Карнаух не спеша повернул голову на своей толстой шее, чтобы оглядеть мальчика, которого, казалось, еще и не заметил. Испуганный вид хорошенького хлопчика тронул, должно быть, и заплывшее жиром сердце толстяка, и он спросил уже не без некоторого участия:

— А кто твой батька?

— Батька мой — Самойло Кошка.

— Э — э! Помереть он не помер, но впал в некое онемение, а «до булавы треба головы».

— И ведь какой казак-то был! — воскликнул Данило. — Татарки, бывало, именем его ребят своих стращают: «Цыц, вы, чертенята! Самойло Кошка придет, с собой унесет!» Да что же мы тут заболтались? Проси-ка, братику, гостей в светлицу.

— Прошу, — сказал хозяин и сам пошел вперед.

Глава четырнадцатаяХЛОПЧИК ИЛИ ДИВЧИНА?

Хата Богдана Карнауха, как у большинства тогдашних малороссов, была разделена на две половины: одна, предназначенная для жилья самих хозяев, состояла из «пекарни» (кухни) с «комнатою» (спальней), другая — для гостей — из «светлицы», точно так же с «комнатою».

По стенам светлицы тянулись деревянные лавки со спинками, покрытые цветными ковриками.
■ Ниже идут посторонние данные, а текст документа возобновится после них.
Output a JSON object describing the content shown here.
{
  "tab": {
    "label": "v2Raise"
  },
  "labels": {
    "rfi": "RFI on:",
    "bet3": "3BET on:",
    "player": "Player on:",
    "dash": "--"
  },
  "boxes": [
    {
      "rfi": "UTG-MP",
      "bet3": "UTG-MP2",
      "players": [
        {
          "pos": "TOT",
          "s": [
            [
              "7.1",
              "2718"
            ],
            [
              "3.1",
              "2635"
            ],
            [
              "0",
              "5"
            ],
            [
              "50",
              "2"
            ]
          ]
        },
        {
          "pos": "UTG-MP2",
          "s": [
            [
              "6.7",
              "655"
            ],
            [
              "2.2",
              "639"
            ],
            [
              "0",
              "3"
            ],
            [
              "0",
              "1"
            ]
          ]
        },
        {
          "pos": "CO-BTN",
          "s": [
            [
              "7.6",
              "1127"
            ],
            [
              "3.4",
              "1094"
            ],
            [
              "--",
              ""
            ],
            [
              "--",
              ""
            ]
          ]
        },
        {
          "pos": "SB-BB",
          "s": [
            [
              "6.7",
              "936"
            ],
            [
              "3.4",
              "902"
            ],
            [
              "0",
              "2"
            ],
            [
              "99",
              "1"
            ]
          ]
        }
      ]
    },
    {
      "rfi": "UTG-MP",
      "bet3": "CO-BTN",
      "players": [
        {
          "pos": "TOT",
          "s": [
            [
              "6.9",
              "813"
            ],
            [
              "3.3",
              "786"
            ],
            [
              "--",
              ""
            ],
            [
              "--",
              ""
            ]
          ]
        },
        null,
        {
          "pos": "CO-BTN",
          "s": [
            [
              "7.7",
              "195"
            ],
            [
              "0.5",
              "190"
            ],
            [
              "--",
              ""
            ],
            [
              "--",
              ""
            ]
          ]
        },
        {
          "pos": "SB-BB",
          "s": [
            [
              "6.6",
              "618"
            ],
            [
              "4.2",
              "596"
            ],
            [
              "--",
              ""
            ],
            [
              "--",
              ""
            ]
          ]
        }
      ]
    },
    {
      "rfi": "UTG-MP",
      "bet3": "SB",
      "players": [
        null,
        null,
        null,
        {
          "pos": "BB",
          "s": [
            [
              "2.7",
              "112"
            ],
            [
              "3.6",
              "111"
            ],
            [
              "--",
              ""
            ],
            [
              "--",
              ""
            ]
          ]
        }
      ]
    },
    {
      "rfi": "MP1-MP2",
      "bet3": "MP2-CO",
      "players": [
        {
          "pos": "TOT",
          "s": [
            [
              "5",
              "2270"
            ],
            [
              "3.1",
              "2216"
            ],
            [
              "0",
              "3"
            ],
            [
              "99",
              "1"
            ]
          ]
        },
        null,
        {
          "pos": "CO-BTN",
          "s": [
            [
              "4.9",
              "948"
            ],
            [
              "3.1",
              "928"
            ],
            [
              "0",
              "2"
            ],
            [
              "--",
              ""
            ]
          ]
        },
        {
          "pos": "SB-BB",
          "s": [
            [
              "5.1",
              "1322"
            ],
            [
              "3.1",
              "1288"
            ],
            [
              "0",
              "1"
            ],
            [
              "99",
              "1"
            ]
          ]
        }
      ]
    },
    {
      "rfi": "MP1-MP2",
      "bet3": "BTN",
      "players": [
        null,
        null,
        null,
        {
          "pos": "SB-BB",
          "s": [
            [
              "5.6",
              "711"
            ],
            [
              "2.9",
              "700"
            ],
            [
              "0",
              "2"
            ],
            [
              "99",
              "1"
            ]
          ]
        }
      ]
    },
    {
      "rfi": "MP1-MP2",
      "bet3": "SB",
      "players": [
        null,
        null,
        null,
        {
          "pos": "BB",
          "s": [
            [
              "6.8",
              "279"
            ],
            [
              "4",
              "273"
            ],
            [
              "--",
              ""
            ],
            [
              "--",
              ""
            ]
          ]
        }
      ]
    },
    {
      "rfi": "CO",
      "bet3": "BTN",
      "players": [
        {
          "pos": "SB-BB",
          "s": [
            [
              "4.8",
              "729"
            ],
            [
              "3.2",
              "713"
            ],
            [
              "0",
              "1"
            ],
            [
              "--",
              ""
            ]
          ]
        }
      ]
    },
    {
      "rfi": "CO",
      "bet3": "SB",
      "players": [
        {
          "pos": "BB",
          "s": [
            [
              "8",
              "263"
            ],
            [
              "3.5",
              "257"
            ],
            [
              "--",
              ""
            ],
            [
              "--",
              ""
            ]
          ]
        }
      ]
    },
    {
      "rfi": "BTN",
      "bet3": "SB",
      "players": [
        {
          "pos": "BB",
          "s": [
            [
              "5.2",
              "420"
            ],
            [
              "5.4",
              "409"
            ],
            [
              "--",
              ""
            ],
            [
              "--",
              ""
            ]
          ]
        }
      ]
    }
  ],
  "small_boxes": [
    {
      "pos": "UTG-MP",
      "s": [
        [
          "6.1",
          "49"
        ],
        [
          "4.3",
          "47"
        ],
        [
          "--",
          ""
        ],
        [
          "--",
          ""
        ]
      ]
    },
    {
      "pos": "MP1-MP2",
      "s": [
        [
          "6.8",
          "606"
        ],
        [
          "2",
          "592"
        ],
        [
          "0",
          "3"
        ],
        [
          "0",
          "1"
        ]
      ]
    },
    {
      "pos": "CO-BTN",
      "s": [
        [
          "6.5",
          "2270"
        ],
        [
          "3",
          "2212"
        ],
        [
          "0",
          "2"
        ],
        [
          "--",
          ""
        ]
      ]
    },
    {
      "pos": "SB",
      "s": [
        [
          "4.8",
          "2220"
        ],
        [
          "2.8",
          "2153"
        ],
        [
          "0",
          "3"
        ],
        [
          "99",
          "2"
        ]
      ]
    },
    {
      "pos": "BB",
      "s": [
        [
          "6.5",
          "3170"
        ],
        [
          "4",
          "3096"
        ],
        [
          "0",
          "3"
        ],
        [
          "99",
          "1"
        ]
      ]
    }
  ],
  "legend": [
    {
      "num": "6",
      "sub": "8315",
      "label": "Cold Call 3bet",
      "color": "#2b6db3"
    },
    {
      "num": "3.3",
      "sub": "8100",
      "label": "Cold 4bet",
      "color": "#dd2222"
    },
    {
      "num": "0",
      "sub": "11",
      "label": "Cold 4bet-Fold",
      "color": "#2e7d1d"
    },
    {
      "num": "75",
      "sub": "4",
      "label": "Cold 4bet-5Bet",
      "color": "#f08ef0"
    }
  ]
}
На потолочных брусьях, украшенных узорчатой резьбой, имелись надписи из Священного Писания. Но гордость хозяина составляли, без сомнения, стены: на двух из них были развешаны пищали, «аркебузы» (немецкие ружья с фитилем), пистоли и «сагайдаки» (татарские луки), сабли, шашки и кинжалы, чешуйчатые кольчуги и шитые золотом конские уборы; по двум другим стенам, на резных дубовых полках, красовалась всевозможная драгоценная посуда, золотая, серебряная и хрустальная.

— И все-то, куда ни глянь, с великой нужей с бою взято! с неподдельным восторгом, не без тайной, пожалуй, зависти говорил Данило, указывая Курбскому на отдельные трофеи своего приятеля, — что у немчуры ливонской отбито, что у шляхты польской, что у погани басурманской… Ну-ка, Богдане, развязывай язык: ты лучше меня упомнишь. Князь Михайло — тоже ратный человек.

Тема и для степенного Карнауха была слишком заманчивая: начал он свои пояснения будто нехотя, выматывая из себя слова, но сам понемногу увлекся боевыми воспоминаниями. Курбский, по званию своему, хотя и был «ратным» человеком, но в настоящей битве ему никогда еще быть не доводилось, и чем далее бывалый вояка повествовал о том, кого он при такой-то оказии пристрелил или изрубил, какой хутор или замок разгромил или дотла сжег, тем тяжелее становилось на душе Курбского, тем более омрачались его светлые черты. Карнаух не мог не заметить происшедшей перемены, но объяснил себе ее иначе.

— А свое оружие, княже, ты забыл все у каменников? — с видимым уже состраданием спросил он.